Mas no decorrer dos 100 anos que sucederam o momento em que a chamada primeira geração modernista se reuniu para repensar a Arte brasileira, os eventos daquela semana se mostraram cada vez mais complexos. Desde excluir colaborações precursoras fora do centro artístico de São Paulo até a inconsistência do idealismo de seus próprios realizadores e os caminhos duvidosos das reivindicações, a Semana de 1922 é objeto de uma disputa narrativa que, talvez na única de suas intenções integralmente contemplada, acompanha a História do Brasil no último século. O assunto do fim daquele primeiro dia em que a Arte brasileira assumia um compromisso definitivo com o contexto histórico-social-cultural do país se estenderia pelo próximo centenário, a fim de refletir sobre as origens e efeitos do movimento, e o que ele diz sobre a identidade brasileira. E como pediu Manuel Bandeira, estamos em 18 de fevereiro de 2022.
Era uma vez
O mundo
Hoje, ao olhar para trás, o principal aspecto de 1922 é identificável no país desde o final do século XIX. Curiosamente contradizendo a premissa central do movimento, foi por influência internacional que a cultura brasileira começou a se modernizar, através do desenvolvimento das tecnologias de comunicação e da expansão e reivindicação do Rádio, do Cinema, da TV e da Música no Brasil do início dos anos 1900. Preenchendo estes meios, existiam artistas e comunicadores que já refletiam sobre a identidade brasileira em um cenário de efervescência cultural nos primeiros anos do século XX. A atuação dos nomes ligados a essa modernidade originária, no entanto, era de e para as classes populares, expressões que não estavam presentes no horizonte visionário da alta sociedade artística paulista.
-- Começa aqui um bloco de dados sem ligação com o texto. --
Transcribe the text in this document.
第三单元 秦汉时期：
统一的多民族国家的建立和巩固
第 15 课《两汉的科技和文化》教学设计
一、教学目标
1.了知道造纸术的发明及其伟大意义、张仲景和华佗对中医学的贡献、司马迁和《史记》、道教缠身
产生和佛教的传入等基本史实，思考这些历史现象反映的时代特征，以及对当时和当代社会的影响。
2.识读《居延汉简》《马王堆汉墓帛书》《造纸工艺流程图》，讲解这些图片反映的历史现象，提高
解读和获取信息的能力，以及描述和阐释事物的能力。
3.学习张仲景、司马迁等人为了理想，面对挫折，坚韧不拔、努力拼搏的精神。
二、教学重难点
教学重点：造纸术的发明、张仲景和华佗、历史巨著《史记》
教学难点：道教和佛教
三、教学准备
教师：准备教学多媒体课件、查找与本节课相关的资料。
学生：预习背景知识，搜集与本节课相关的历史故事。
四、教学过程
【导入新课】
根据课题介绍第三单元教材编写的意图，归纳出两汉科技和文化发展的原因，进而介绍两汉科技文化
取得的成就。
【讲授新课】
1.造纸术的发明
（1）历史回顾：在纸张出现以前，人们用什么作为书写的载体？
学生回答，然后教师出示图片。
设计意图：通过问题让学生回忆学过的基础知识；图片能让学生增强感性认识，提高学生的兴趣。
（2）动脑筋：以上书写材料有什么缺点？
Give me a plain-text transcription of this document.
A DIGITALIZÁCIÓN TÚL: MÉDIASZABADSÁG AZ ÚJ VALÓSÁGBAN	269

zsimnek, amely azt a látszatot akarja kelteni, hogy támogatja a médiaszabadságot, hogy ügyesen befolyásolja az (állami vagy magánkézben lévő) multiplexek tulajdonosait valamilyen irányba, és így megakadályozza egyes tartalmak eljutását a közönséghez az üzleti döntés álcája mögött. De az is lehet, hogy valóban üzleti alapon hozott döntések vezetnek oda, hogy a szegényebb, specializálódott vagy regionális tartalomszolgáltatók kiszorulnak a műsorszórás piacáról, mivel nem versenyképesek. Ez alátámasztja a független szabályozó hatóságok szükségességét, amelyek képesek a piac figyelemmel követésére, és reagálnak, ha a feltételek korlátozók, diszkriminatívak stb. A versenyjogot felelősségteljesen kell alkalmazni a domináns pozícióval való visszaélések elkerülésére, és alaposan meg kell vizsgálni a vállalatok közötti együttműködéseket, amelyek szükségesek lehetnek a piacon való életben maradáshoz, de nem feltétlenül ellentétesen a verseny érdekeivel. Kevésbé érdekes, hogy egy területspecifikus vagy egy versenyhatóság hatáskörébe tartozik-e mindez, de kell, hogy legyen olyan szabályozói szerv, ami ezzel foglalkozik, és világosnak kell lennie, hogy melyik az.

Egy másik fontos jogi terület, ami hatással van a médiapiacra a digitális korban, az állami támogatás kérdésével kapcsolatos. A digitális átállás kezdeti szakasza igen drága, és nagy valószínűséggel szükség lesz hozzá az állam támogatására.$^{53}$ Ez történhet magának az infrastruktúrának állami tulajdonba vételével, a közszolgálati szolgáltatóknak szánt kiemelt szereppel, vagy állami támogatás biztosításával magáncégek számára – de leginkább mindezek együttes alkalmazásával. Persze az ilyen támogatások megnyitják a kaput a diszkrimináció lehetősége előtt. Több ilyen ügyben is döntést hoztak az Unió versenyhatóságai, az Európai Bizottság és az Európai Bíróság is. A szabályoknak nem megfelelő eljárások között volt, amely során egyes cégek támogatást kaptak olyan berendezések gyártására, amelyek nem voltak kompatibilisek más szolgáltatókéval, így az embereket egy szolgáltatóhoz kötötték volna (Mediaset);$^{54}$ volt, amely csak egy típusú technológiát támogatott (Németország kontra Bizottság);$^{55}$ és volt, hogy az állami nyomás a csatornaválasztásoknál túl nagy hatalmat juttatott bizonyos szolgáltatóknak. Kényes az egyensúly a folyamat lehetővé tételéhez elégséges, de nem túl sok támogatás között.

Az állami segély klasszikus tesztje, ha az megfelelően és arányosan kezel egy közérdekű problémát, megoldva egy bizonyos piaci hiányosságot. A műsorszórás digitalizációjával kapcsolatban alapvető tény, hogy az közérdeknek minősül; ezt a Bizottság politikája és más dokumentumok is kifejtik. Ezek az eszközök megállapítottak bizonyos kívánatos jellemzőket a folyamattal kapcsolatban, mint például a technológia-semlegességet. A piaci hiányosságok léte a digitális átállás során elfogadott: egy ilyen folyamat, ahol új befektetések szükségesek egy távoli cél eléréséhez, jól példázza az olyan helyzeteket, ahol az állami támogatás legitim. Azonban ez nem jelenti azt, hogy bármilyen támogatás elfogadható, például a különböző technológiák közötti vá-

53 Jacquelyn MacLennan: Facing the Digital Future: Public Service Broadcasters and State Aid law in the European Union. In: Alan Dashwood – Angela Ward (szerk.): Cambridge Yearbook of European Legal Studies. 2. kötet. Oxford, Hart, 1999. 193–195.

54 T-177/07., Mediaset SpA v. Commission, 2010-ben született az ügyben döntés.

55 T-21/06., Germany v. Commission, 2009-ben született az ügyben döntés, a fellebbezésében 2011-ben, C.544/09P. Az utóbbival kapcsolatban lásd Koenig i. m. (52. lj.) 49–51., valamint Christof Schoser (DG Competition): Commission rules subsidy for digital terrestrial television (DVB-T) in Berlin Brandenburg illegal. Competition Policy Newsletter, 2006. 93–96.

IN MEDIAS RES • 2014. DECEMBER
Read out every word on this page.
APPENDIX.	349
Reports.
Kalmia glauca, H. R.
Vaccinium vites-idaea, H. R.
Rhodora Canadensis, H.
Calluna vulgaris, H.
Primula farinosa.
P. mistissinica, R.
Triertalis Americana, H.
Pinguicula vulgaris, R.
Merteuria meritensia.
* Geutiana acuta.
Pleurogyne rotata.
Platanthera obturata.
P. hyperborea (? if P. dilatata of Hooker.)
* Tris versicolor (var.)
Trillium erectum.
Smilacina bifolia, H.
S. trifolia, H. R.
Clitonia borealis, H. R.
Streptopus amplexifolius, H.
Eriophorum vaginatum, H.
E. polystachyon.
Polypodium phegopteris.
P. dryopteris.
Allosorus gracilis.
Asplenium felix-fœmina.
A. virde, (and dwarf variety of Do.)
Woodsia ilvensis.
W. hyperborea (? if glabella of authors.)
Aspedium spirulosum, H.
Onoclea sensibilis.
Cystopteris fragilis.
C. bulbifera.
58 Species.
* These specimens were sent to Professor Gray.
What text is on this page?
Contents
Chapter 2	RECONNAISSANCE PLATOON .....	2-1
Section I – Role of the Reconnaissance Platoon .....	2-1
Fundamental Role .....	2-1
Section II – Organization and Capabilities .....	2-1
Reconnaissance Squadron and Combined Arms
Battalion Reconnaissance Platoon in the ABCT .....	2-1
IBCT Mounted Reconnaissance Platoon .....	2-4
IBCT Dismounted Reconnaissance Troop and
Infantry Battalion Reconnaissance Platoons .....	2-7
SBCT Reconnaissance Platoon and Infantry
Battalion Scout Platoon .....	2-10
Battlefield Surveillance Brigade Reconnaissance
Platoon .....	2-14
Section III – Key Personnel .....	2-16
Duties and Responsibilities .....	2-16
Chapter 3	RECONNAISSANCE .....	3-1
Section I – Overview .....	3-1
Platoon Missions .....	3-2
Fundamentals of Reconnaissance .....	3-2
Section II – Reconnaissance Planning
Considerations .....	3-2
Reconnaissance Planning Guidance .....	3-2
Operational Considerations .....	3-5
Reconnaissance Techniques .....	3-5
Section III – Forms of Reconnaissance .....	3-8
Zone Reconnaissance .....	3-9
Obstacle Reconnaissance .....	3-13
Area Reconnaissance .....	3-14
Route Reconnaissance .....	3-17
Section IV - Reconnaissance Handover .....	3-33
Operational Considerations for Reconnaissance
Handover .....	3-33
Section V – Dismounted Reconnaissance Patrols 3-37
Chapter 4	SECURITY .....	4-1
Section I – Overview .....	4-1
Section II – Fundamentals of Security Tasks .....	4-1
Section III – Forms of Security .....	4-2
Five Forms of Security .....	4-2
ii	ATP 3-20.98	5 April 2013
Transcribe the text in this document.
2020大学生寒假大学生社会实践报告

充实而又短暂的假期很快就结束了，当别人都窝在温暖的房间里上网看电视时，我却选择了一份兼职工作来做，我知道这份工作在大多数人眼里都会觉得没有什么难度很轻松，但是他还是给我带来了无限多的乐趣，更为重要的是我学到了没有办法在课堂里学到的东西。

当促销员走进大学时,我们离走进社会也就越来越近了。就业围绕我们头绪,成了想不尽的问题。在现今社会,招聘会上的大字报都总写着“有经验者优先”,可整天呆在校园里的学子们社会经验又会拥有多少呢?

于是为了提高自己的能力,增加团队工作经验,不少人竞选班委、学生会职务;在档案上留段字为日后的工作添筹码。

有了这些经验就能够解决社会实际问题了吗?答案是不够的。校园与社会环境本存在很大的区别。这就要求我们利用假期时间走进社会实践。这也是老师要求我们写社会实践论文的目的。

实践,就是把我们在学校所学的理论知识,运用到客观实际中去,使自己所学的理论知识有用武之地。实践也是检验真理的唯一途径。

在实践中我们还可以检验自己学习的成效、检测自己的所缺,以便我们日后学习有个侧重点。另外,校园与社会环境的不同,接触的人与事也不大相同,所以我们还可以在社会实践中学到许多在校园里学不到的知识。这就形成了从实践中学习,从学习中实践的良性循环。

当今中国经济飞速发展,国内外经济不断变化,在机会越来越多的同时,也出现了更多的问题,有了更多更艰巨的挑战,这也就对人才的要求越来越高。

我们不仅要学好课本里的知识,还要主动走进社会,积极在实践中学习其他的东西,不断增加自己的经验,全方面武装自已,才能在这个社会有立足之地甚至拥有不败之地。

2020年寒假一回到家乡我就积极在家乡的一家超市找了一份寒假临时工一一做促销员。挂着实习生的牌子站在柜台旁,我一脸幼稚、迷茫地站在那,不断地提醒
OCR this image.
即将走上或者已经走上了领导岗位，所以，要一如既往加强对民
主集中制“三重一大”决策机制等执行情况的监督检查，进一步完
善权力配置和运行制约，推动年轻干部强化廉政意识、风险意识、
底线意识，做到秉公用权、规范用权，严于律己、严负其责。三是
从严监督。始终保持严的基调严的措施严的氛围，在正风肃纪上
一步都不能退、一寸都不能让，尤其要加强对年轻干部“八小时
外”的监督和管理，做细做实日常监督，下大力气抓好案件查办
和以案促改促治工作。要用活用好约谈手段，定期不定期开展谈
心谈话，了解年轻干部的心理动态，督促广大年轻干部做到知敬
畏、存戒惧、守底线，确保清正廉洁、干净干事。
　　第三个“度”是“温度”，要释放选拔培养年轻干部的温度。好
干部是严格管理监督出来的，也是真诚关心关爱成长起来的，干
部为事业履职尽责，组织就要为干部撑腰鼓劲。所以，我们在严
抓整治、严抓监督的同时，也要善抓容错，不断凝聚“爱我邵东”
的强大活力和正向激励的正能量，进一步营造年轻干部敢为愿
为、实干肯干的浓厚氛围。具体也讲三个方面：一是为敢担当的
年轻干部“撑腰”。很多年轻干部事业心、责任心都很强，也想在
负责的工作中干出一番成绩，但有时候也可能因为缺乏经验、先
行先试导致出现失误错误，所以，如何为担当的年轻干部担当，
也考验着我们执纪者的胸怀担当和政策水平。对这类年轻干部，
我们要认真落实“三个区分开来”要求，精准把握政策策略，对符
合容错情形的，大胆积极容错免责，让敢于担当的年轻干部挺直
A condição era a mesma no contexto da expressão mais presente na Semana de Arte Moderna. Enquanto a Literatura de 1922 buscava suceder o academicismo do Parnasianismo em críticas pungentes aos padrões literários do movimento, os nomes de precursores como Lima Barreto não estavam assinando as palavras proclamadas no Theatro Municipal. O autor carioca veio a falecer em novembro daquele ano, depois de ser totalmente excluído de uma importante atuação que poderia ter acontecido junto da primeira geração modernista, especialmente enquanto autor negro pioneiro nas linguagens e expressões propagadas no evento.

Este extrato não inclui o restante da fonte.